В давние времена, вдоволь навоевавшись, дед Моисей, названный таким именем по настоянию их местного попа, как-то слюбился с дочкой знатного человека, да так крепко, что та бросила всю свою знать, отцовское богатство и пошла за ним в простой люд.

Батя, бывало, не раз подмигивал в сторону своего родителя: «видать есть за что этакого молодца полюбить», а дети с ним и не спорили. Дед, как поселился с бабкой в Легедзино, все время работал в гурте грабарей[9 - Тот, кто выполняет земляные работы.]. Кожа на его огромных ладонях была толстая, как сапожная подошва, но это не мешало деду много читать, знать наизусть несчетное количество стихов и сказок.

Когда-то учительница в школе только заикнулась о поэме «Бородино», а Петрок чуть не подпрыгнул на месте, потому что уже слышал эти стихи не раз. Дед знал это, как называла длинные стихи учительница, «произведение» наизусть и в любой момент в какой-то жизненной ситуации запросто мог говорить словами оттуда или из какой-то другой книжки. Наверное, именно за это его бабка и полюбила когда-то, …а за что еще? Дед знал много.
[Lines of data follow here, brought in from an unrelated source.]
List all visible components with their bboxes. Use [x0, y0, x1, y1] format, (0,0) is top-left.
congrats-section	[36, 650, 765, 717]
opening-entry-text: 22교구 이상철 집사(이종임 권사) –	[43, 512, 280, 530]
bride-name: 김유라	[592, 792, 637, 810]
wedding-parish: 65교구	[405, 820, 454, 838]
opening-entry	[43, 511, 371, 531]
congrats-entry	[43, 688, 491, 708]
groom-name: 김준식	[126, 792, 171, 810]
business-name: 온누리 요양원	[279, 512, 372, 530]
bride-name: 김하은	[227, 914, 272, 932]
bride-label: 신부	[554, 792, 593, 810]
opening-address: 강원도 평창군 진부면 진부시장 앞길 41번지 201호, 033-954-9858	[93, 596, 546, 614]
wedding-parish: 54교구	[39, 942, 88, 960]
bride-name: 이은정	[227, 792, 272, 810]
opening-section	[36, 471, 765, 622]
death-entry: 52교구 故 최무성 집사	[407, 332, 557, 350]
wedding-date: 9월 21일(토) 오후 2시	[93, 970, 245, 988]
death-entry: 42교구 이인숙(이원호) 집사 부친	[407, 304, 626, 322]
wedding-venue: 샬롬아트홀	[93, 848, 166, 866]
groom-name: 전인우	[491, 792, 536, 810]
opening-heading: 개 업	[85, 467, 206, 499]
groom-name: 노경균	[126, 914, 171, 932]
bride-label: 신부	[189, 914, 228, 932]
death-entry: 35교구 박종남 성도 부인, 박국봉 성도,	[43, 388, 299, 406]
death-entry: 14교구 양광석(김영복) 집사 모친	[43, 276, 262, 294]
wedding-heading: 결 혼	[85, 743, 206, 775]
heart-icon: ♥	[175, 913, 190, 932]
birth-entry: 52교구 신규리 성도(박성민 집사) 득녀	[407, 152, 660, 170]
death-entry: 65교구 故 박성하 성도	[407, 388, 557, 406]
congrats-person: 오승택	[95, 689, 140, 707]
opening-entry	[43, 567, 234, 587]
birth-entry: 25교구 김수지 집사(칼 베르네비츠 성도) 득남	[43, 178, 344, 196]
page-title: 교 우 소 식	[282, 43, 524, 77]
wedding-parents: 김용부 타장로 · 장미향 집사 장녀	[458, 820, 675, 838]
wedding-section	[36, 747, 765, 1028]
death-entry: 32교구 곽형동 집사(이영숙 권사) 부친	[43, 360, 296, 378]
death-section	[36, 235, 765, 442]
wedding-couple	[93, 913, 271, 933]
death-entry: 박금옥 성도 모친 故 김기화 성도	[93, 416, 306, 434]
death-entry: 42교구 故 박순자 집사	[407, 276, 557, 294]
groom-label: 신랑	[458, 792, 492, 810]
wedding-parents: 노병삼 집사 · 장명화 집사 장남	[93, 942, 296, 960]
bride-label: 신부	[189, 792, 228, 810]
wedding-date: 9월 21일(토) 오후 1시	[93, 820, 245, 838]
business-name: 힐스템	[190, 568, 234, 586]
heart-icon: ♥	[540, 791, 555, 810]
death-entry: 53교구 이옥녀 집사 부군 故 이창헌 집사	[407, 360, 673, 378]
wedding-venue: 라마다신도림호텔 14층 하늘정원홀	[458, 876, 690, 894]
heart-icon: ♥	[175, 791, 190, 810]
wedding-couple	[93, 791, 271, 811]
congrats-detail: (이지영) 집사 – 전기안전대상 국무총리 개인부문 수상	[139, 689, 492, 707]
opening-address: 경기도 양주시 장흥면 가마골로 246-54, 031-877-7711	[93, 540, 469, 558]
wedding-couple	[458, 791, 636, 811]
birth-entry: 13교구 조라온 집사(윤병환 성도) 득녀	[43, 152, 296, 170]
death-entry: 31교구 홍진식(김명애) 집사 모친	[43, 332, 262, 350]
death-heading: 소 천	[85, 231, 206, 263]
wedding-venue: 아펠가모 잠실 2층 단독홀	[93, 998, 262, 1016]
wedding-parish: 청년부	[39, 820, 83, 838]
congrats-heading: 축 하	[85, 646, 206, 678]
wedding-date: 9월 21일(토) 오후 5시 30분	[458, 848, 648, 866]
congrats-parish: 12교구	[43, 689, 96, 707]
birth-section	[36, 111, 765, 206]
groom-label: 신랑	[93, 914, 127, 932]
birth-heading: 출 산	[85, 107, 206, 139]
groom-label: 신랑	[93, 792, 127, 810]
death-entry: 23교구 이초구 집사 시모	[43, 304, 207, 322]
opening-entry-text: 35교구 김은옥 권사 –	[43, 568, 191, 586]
Никто в селе и думать не смел, чтобы обозвать старого Бороненку – жид. Да и сами евреи, а их в Легедзино было четыре семьи, его сторонились и побаивались. Характер у старика был еще тот. Петруха хорошо помнил один разговор с отцом. Как-то они таскали воду в баню и сели отдыхать. Петруха сам не понимая к чему, возьми, да и спроси: «Бать, а чого це у нашого дiда iм'я жидiвське?»

Родитель грозно сдвинул брови, и с трудом сдерживаясь, ответил:

– Тебе б, Петро, дать …разок в потилицу, чтобы думал другой раз, перед тем, как говорить. На первый раз скажу тебе без «науки», уясни себе наперво, ни один жидок не станет, не разгибаясь, землю лопатой ворочать. У них всегда хитрости хватит проживать другим занятием, и не таким тяжким. Во-вторых, никто в нашем селе не отнесет деда в жидовске племя, потому, как он всю свою жизнь живет праведно, просто и без всякого обману. Да и в бане, сыне, воно ж и слепому видно, что вин не из их племени. А что до имени его, то тогда не родители, а попы в церкви нарекали детишек. В Библии есть какой-то Моисей, вот поп и сказал назвать батю так. Ты вот скажи, как деда соседи величают?

– Моисей Евдокимович, – неуверенно ответил Петруха.

– О, – многозначительно поднял палец к небу отец, – а многих из нас, трудового люду, так кличут по имени-отчеству?

– Неа, – замотал головой Петро, – только председателя, агронома, счетовода…

– Вот тебе и все слова, сынок. Это ж еще заслужить надо, чтобы тебя так в селе звали…

Овчарка глубоко вздохнула, возвращая гладящего ее человека из глубоких воспоминаний. «Нет, – решил Петрок, – все же деду пока ничего не скажу, утром его приведу…»

Он подошел к сараю, убрал подпорку и открыл дверь. В открывшийся проем тут же высунулась коровья морда и жадно потянула в себя воздух.